Upon termination of employment by Mr. Martines for the above reasons,
the Bank shall pay to him, no later than 30 days after the date of termination
and for a period of three years, annual compensation prorated into monthly
payments equal to his annual base salary on the date of termination or on the
date six months prior to the date of termination, whichever is greater. In the
event of termination as a result of a change in control, Mr. Martines may, at
his option, elect to receive in one lump sum the aggregate present value of the
above termination payments. The present value shall be determined by the federal
discount rate published under Section 1274(d) of the Internal Revenue Code of
1986, as amended, then in effect, and compounded semi-annually.
Employment Agreement with Louis M. Martarano
The Corporation and the Bank entered into a 5-year employment agreement
with Louis M. Martarano, the Vice President and Assistant Secretary of the
Corporation and the Executive Vice President of the Bank. Mr. Martarano's annual
base salary at September 1, 1993, the date of commencement of the agreement, was
$87,500. His salary will increase each year in accordance with the terms of the
agreement. Under the agreement, his salary is increased each year by not less
than the minimum average increase of other senior executive personnel. Mr.
Martarano receives the employee fringe benefits that are received by all
personnel of the Bank, as well as standard perquisites that are given to
officers of comparable financial institutions in similar capacities. Mr.
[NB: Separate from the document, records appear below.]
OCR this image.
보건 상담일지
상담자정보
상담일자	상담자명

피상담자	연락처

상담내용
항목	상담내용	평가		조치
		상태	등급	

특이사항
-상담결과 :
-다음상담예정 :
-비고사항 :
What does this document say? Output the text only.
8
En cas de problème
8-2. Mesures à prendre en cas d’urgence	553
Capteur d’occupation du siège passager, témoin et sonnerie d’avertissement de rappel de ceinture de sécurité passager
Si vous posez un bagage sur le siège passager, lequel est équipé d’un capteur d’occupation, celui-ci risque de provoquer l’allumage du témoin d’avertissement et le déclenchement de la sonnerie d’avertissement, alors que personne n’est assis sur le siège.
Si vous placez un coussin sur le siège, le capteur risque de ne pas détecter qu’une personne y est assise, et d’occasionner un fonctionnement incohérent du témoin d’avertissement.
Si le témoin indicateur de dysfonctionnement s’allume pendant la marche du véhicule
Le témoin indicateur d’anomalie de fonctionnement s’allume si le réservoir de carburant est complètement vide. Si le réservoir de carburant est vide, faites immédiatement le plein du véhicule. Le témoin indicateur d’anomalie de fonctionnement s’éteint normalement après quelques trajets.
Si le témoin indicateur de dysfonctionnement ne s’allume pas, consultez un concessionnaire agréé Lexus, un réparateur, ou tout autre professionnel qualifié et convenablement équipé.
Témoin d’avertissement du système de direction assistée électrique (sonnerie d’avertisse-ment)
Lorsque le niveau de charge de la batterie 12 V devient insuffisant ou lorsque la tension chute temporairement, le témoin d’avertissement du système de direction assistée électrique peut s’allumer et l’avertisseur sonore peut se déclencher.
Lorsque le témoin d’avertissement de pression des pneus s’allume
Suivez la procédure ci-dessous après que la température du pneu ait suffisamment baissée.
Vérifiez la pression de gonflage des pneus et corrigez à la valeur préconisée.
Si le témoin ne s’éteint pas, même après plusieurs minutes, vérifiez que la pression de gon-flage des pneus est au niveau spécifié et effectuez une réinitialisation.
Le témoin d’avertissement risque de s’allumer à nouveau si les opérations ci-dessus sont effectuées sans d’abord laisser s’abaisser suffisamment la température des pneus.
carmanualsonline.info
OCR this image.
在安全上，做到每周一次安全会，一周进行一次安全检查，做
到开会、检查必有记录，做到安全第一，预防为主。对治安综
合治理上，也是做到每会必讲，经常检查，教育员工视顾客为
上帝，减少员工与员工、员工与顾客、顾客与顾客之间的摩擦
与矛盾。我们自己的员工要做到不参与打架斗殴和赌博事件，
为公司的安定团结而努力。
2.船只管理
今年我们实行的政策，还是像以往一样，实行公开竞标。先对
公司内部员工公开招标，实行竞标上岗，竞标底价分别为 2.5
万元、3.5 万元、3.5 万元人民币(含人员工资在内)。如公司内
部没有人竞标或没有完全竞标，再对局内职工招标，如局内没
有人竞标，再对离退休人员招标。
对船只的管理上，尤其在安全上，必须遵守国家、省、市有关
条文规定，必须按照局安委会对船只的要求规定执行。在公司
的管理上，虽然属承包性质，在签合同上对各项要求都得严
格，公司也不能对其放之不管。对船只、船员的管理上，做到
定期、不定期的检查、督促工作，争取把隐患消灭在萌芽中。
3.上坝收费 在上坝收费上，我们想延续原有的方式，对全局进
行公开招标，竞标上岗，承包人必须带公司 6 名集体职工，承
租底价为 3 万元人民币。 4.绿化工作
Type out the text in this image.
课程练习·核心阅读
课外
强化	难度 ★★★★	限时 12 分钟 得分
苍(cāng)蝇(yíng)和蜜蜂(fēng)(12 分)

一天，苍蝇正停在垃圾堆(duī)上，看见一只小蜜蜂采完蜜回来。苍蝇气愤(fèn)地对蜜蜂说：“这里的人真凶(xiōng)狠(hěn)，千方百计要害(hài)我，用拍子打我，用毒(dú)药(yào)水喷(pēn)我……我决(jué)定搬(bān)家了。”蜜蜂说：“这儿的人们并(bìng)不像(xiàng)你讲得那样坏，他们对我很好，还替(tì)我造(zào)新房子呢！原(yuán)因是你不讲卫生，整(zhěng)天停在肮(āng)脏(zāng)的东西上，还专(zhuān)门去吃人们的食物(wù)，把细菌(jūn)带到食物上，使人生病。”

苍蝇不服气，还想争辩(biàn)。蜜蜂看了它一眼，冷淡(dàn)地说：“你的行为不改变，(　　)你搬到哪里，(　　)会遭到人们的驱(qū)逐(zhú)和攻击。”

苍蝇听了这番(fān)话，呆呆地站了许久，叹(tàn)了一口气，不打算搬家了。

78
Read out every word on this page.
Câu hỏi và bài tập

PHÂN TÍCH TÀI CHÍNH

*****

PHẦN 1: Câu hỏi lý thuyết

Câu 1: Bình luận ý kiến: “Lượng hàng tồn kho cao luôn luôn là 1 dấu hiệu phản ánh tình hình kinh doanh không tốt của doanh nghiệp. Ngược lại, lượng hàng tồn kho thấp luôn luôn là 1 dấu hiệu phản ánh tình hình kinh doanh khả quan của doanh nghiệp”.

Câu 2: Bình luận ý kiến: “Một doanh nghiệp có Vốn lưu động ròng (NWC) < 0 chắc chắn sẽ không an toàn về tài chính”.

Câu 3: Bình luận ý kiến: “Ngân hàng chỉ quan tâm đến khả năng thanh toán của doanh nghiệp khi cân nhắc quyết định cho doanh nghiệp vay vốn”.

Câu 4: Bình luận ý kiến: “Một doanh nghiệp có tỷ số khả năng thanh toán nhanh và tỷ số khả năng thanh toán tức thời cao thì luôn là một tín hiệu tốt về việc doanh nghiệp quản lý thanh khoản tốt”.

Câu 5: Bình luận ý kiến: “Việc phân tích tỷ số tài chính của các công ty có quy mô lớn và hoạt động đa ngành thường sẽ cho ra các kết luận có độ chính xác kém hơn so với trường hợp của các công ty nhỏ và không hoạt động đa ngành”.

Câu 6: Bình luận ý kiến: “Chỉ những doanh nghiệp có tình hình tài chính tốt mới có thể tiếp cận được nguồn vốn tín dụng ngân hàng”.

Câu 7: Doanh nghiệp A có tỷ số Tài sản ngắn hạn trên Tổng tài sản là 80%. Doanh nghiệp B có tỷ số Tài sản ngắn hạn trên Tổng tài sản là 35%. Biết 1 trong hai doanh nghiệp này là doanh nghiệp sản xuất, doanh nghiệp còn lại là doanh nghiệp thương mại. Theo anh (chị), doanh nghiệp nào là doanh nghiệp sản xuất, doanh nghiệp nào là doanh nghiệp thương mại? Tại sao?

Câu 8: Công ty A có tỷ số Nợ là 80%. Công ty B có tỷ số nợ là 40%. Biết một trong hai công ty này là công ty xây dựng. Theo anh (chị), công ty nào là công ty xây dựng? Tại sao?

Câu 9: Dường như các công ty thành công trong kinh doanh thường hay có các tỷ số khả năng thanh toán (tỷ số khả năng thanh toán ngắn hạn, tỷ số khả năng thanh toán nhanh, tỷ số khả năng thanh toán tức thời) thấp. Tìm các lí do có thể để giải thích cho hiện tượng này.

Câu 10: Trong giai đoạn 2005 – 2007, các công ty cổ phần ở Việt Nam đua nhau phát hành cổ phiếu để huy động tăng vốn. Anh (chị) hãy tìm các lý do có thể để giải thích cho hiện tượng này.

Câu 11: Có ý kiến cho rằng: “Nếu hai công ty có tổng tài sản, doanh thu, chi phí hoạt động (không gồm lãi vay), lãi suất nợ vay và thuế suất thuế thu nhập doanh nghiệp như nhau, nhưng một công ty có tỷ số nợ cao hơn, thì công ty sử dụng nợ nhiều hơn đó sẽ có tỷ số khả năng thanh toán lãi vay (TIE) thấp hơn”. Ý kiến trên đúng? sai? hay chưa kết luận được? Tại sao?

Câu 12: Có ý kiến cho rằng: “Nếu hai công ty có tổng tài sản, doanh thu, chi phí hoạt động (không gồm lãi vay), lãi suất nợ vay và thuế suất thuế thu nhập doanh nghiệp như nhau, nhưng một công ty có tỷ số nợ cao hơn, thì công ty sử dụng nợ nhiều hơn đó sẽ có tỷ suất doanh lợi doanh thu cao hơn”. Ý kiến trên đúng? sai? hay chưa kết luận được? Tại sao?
Martarano has agreed to serve as Vice President and Assistant Secretary of the
Corporation without any additional compensation. At the end of the first year of
the term of the agreement, the term is automatically extended for one additional
year; therefore, there is a constant 5-year term in effect on the first day of
September of each year. <PAGE>
The agreement with Mr. Martarano has the same terms and conditions as
described above, with respect to the agreement with Mr. Martines relating to
voluntary termination by Mr. Martarano, to a change in control of the
Corporation and to termination payments.
Supplemental Executive Retirement Plan
General. The Bank entered into a supplemental executive retirement plan
("SERP") with each of the following Bank officers: John G. Martines, the
President and Chief Executive Officer, Louis M. Martarano, the Executive Vice
President and Chief Operating Officer, and Joseph J. Earyes, the Executive Vice
President and Chief Financial Officer. The purpose of the SERP is to encourage
these key executives to continue their employment with the Bank and to provide a
salary continuation benefit upon their termination of employment from the Bank.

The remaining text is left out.